Before I left for Mexico, my mom sent me a heartfelt email asking me to please, please not go.
Mexico, she said, is too dangerous. There are drugs, guns, thugs, and sex traffickers. I’d get kidnapped. I’d get killed. (I’d get kidnapped and killed!) She’d had a dream and I should stay away.
This is the prevailing sentiment in the US right now, supported by media reports of border violence and that one busload of tourists who got mugged. Mexico is dangerous, says the media. Stay away!
It made perfect sense that my mom sent me this email. All she’s hearing about Mexico lately is bad. And she’s my mom; she doesn’t want anything bad to happen to me.
Today, I thought I’d give you my strategy for dealing with a family that’s never really understood my deep and pervasive wanderlust, just in case you’re in a similar pickle.
Without further ado, then…
What to do when someone you love tells you that your dreams are too dangerous and you shouldn’t go:
1. Take a minute.
Being told that you can’t or shouldn’t travel, start a business, or live whatever dream it is you want to live can provoke a whole lotta emotions. Everything from disappointment (“I’m heartsick that my family doesn’t understand me!”) to full-on anger (“Screw them! What jerk-style idiots!”).
This is how I feel about being told not to do things. (“Seriously, dude?”)
So, before you respond to that email, take a walk, take a breather, have a cup of tea. Give yourself a moment to get back to neutral. And if you’re face-to-face with the nay-sayer, listen, thank them for sharing their concerns with you, and, again, give yourself some time before really responding.
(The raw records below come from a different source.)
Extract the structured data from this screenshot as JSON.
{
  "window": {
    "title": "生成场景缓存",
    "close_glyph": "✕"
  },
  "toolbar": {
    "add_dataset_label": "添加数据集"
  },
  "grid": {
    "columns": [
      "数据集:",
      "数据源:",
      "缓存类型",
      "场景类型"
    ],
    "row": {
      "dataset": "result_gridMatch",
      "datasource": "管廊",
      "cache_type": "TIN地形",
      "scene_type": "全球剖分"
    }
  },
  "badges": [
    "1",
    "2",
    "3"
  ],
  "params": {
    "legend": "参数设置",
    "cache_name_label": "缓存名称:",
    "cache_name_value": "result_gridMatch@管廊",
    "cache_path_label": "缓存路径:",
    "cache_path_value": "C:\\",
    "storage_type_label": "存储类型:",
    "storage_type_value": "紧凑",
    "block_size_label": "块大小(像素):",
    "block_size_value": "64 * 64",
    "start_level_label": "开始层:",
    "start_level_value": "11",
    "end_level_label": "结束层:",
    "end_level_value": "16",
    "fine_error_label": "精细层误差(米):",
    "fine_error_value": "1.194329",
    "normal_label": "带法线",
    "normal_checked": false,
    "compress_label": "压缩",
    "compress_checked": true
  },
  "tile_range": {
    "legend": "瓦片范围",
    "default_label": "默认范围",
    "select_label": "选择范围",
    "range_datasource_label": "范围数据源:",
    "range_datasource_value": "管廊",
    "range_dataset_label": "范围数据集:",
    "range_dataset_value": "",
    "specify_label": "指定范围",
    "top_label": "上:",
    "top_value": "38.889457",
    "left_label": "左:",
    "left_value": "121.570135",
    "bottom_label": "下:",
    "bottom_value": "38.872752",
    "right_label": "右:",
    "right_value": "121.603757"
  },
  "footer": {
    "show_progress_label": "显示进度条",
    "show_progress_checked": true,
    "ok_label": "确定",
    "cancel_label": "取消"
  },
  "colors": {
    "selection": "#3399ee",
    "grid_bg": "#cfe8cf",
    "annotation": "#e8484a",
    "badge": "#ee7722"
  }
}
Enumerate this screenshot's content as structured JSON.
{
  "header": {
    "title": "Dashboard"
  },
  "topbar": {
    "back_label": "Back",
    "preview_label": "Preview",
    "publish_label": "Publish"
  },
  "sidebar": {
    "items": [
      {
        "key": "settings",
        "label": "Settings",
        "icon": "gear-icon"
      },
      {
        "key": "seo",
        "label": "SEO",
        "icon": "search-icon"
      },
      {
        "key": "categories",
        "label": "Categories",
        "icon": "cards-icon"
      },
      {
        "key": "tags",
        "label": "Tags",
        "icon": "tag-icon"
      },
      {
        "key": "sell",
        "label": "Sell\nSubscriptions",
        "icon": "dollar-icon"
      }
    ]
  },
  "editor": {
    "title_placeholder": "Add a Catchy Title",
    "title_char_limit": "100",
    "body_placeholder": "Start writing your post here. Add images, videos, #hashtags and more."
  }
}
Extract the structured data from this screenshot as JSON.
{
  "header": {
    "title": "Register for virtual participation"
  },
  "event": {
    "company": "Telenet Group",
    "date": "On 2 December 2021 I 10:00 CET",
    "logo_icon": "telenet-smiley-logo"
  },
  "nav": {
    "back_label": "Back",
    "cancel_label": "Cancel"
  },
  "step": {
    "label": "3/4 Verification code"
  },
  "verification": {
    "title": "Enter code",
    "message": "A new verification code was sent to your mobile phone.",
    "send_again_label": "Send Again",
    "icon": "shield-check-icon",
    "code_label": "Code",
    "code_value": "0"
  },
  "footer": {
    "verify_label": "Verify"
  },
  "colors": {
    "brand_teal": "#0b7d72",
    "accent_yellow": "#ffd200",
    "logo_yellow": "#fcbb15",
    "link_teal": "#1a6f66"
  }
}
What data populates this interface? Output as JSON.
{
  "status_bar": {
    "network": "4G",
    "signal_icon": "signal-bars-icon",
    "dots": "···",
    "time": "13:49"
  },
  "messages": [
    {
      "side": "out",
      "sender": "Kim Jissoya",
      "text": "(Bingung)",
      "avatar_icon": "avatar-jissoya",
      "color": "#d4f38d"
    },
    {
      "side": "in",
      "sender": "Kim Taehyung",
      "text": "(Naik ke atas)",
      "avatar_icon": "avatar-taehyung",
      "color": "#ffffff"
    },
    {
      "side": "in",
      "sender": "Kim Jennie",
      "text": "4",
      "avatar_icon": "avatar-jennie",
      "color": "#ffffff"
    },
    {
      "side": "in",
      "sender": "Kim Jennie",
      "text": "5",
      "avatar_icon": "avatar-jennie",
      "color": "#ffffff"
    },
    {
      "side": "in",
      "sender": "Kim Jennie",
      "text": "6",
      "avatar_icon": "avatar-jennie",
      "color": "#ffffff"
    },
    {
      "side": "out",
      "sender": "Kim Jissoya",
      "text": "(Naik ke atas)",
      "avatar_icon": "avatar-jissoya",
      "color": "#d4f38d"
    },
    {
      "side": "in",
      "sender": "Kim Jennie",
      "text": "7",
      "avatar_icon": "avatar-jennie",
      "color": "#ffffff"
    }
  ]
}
This can take some discipline, especially if they’re saying some truly ridiculous stuff. But it makes for a better end result.
2. Assess their concerns.
Before you plow ahead, ask yourself whether their concerns have merit. Has the person who is strongly suggesting that you put off your business launch launched their own business? If so, it may be prudent to ask them why they think you should delay—and you can measure the validity of their concerns from there.
On the other hand, there are plenty of unreasonable fears about travel, business, and taking risks. If the person offering up the warning hasn’t ever backpacked, but is worried that a bear might eat you on your epic backpacking trip (and assuming you aren’t planning on sleeping with your sleeping bag stuffed full of jerky), you can probably safely ignore them.
In the case of my mom, the truth was that, while I could understand where her fears were coming from, they weren’t particularly valid.
Certainly there has been violence in the border towns (though, notably, not really directed at tourists). Certainly the media likes to sensationalize that one bus full of tourists who were mugged. Certainly there are drugs and there is trafficking (both of which are also found in the US).
But just like a string of murders in rural Iowa wouldn’t stop you from traveling to New York City, neither should border town violence stop you from enjoying one of the many, many safe towns dotted all over this diverse and enormous country.
And just like a media report on the Boston bombings shouldn’t keep you from ever running another marathon or visiting Boston, a bus-full of recently robbed tourists shouldn’t keep you from enjoying the white-sand beaches or the lush jungles of Mexico. (In fact, you’re much more likely to get mugged walking down the street in Naples than you are taking a bus tour in Mexico, yet we don’t hear lots of warnings to stay away from Italy.)
So the facts about Mexico don’t really match up to her fears.
Luna successfully not being mugged or kidnapped in Mexico.
3. Respond with love—but don’t leave any room for negotiation.
When my mother sent that first email, I thanked her for sharing her concerns. And when, a few weeks later, my mother sent me another email to ask about my plans, I told her that I was going to Sayulita, that there were no current travel warnings for this area, and that I would, of course, make the safest decisions I could while here.
I did my best to address her concerns, respond in kindness, and still live my own life on my own terms. And I never blamed her, lashed out at her, or belittled her fears along the way.
Because it’s really important to treat people with love, even if they’re nay-saying your dreams.
4. Let it go.
Don’t dwell on the negative, on feeling misunderstood, on anyone else’s fears. Instead, dwell on your triumphs, your plans, and that dream that you are one step closer to.
I’ve been firmly and kindly disagreeing with my parents about travel and career for years.
When I first started going against their wishes, the emotional turmoil was intense. I agonized over the decision to change my major to Creative Writing when my dad disapproved. I sat on the dorm room floor and cried for hours. But I’ve never ever regretted that decision—or any decision since.
I don’t regret changing my major, starting my business, traveling to Australia, Africa, Asia, Europe by myself with a dog. Even though I had nay-sayers in my life at each of those crucial decision points.
So there’s the real life lesson: you know yourself. You know what you need to do. You know what you want and what you love and what you dream about endlessly. And just because someone else is afraid or doesn’t understand doesn’t mean you shouldn’t follow those dreams.
So, respond in kindness. Love thy neighbor. And also love thyself.
Do you have a family or close friend that has asked you not to do something you love? How did you handle it?